We only apply between 50-90Kg of Nitrogen per hectare per year to the greens (even less on the Old Course) we take regular soil samples to ensure we know what nutrients are required. Our only other feeds are some seaweed products and the odd application of iron to harden up the greens prior to winter. The tees receive a similar amount and we don't fertilise the fairways
Overseeding the greens is a difficult process due to the constant demand for play and the fact that major or important tournaments are played during the optimum weather windows for germination, July to September. We are now trying to overseed any small areas at every opportunity and having large greens helps this. This year, our last major event, the Dunhill Links Championship, finishes on October 2nd.
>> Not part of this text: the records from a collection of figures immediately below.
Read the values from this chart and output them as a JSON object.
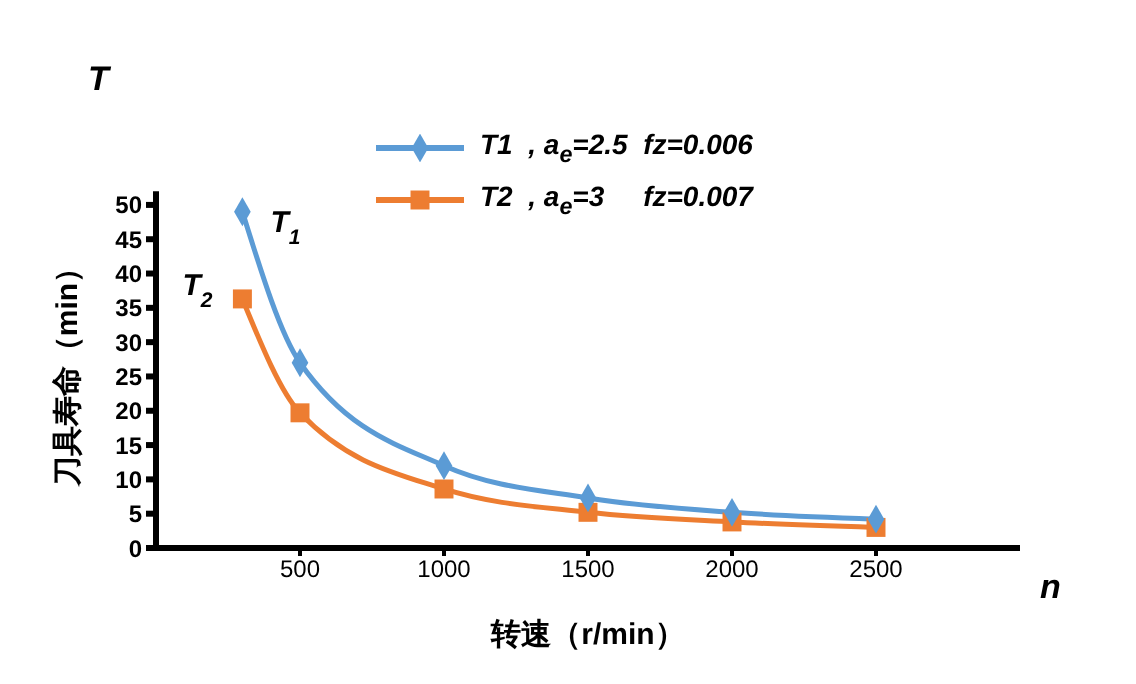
{
  "chart_data": {
    "type": "line",
    "xlabel": "转速（r/min）",
    "ylabel": "刀具寿命（min）",
    "x": [
      300,
      500,
      1000,
      1500,
      2000,
      2500
    ],
    "series": [
      {
        "name": "T1  , a$_{e}$=2.5  fz=0.006",
        "color": "#5b9bd5",
        "marker": "diamond",
        "values": [
          49,
          27,
          12,
          7.3,
          5.2,
          4.2
        ]
      },
      {
        "name": "T2  , a$_{e}$=3     fz=0.007",
        "color": "#ed7d31",
        "marker": "square",
        "values": [
          36.3,
          19.7,
          8.6,
          5.2,
          3.8,
          3.0
        ]
      }
    ],
    "annotations": [
      {
        "text": "T$_{1}$",
        "x": 300,
        "y": 49
      },
      {
        "text": "T$_{2}$",
        "x": 300,
        "y": 36.3
      },
      "T",
      "n"
    ],
    "xlim": [
      0,
      3000
    ],
    "xticks": [
      500,
      1000,
      1500,
      2000,
      2500
    ],
    "ylim": [
      0,
      52
    ],
    "yticks": [
      0,
      5,
      10,
      15,
      20,
      25,
      30,
      35,
      40,
      45,
      50
    ],
    "grid": false,
    "legend": "top"
  }
}
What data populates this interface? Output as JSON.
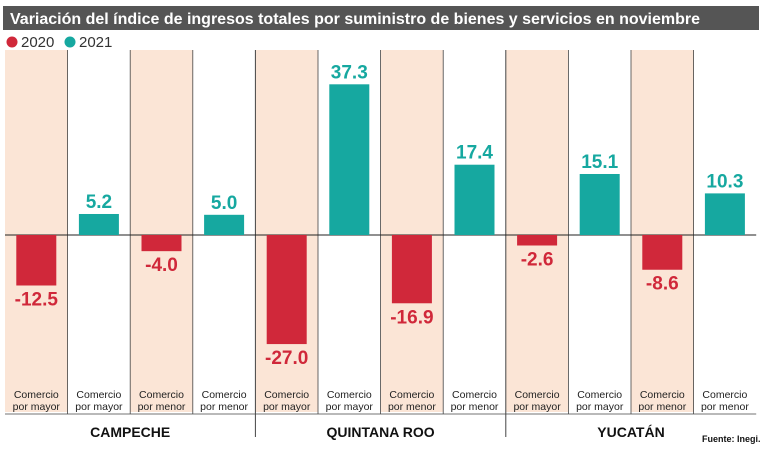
{
  "chart_data": {
    "type": "bar",
    "title": "Variación del índice de ingresos totales por suministro de bienes y servicios en noviembre",
    "legend": [
      "2020",
      "2021"
    ],
    "colors": {
      "2020": "#d0283a",
      "2021": "#16a8a0",
      "band_2020": "#fbe5d6",
      "title_bg": "#555555"
    },
    "groups": [
      {
        "name": "CAMPECHE",
        "bars": [
          {
            "category_lines": [
              "Comercio",
              "por mayor"
            ],
            "year": "2020",
            "value": -12.5,
            "label": "-12.5"
          },
          {
            "category_lines": [
              "Comercio",
              "por mayor"
            ],
            "year": "2021",
            "value": 5.2,
            "label": "5.2"
          },
          {
            "category_lines": [
              "Comercio",
              "por menor"
            ],
            "year": "2020",
            "value": -4.0,
            "label": "-4.0"
          },
          {
            "category_lines": [
              "Comercio",
              "por menor"
            ],
            "year": "2021",
            "value": 5.0,
            "label": "5.0"
          }
        ]
      },
      {
        "name": "QUINTANA ROO",
        "bars": [
          {
            "category_lines": [
              "Comercio",
              "por mayor"
            ],
            "year": "2020",
            "value": -27.0,
            "label": "-27.0"
          },
          {
            "category_lines": [
              "Comercio",
              "por mayor"
            ],
            "year": "2021",
            "value": 37.3,
            "label": "37.3"
          },
          {
            "category_lines": [
              "Comercio",
              "por menor"
            ],
            "year": "2020",
            "value": -16.9,
            "label": "-16.9"
          },
          {
            "category_lines": [
              "Comercio",
              "por menor"
            ],
            "year": "2021",
            "value": 17.4,
            "label": "17.4"
          }
        ]
      },
      {
        "name": "YUCATÁN",
        "bars": [
          {
            "category_lines": [
              "Comercio",
              "por mayor"
            ],
            "year": "2020",
            "value": -2.6,
            "label": "-2.6"
          },
          {
            "category_lines": [
              "Comercio",
              "por mayor"
            ],
            "year": "2021",
            "value": 15.1,
            "label": "15.1"
          },
          {
            "category_lines": [
              "Comercio",
              "por menor"
            ],
            "year": "2020",
            "value": -8.6,
            "label": "-8.6"
          },
          {
            "category_lines": [
              "Comercio",
              "por menor"
            ],
            "year": "2021",
            "value": 10.3,
            "label": "10.3"
          }
        ]
      }
    ],
    "ylim": [
      -27,
      37.3
    ],
    "source": "Fuente: Inegi."
  }
}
We will overseed straight after this event and hope soil and air temperatures are still favourable for effective seed germination.
We are very well mechanised, utilising TORO equipment for the maintenance of greens and tees, Ransomes/Jacobsen for fairways, semi rough and rough, Ford/New Holland and McCormick tractors, along with various other equipment.
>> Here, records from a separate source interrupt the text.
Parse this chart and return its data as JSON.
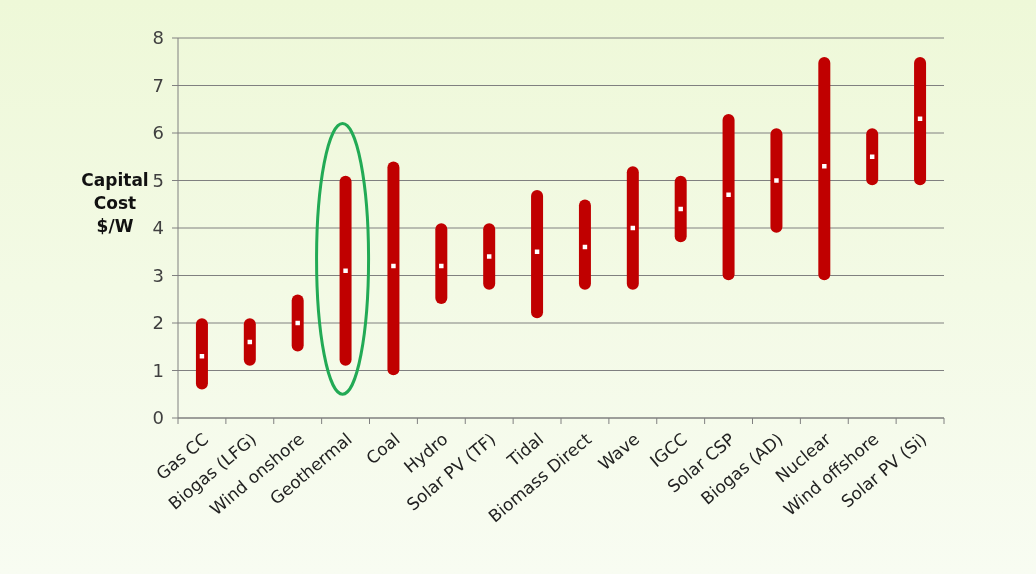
{
  "chart_data": {
    "type": "bar",
    "ylabel": "Capital Cost $/W",
    "categories": [
      "Gas CC",
      "Biogas (LFG)",
      "Wind onshore",
      "Geothermal",
      "Coal",
      "Hydro",
      "Solar PV (TF)",
      "Tidal",
      "Biomass Direct",
      "Wave",
      "IGCC",
      "Solar CSP",
      "Biogas (AD)",
      "Nuclear",
      "Wind offshore",
      "Solar PV (Si)"
    ],
    "series": [
      {
        "color": "#c00000",
        "base": [
          0.6,
          1.1,
          1.4,
          1.1,
          0.9,
          2.4,
          2.7,
          2.1,
          2.7,
          2.7,
          3.7,
          2.9,
          3.9,
          2.9,
          4.9,
          4.9
        ],
        "values": [
          1.5,
          1.0,
          1.2,
          4.0,
          4.5,
          1.7,
          1.4,
          2.7,
          1.9,
          2.6,
          1.4,
          3.5,
          2.2,
          4.7,
          1.2,
          2.7
        ]
      },
      {
        "type": "scatter",
        "color": "#ffffff",
        "marker": "square",
        "x": [
          "Gas CC",
          "Biogas (LFG)",
          "Wind onshore",
          "Geothermal",
          "Coal",
          "Hydro",
          "Solar PV (TF)",
          "Tidal",
          "Biomass Direct",
          "Wave",
          "IGCC",
          "Solar CSP",
          "Biogas (AD)",
          "Nuclear",
          "Wind offshore",
          "Solar PV (Si)"
        ],
        "values": [
          1.3,
          1.6,
          2.0,
          3.1,
          3.2,
          3.2,
          3.4,
          3.5,
          3.6,
          4.0,
          4.4,
          4.7,
          5.0,
          5.3,
          5.5,
          6.3
        ]
      }
    ],
    "ylim": [
      0,
      8
    ],
    "yticks": [
      0,
      1,
      2,
      3,
      4,
      5,
      6,
      7,
      8
    ],
    "grid": "y"
  }
}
All the courses are open seven days a week, except for the Old Course, which other than for a handful of particular events each year is closed on Sundays. We use this opportunity to carry out any necessary works to keep the Old Course in tip top condition and at the same time we avoid disturbing golfers
We are also governed by our environment strategy which states that we endorse the adoption of environmentally friendly practices throughout the Links, and recognise the importance of such practices not only locally, but nationally and globally.
These practices include waste minimisation and recycling, energy efficiency, minimal use of chemicals, water resource management and nature and landscape conservation. To achieve this it is important to keep up with legislation and technology changes.
Communication is a key element in achieving the standards we set at St Andrews. All the greenkeeping staff have the opportunity to attend regular meetings and training days to keep them up to speed with the latest technologies. We are lucky in that along with Elmwood College which is just down the road we are able to send a number of our staff to various places to obtain the necessary training and education requirements to do their jobs.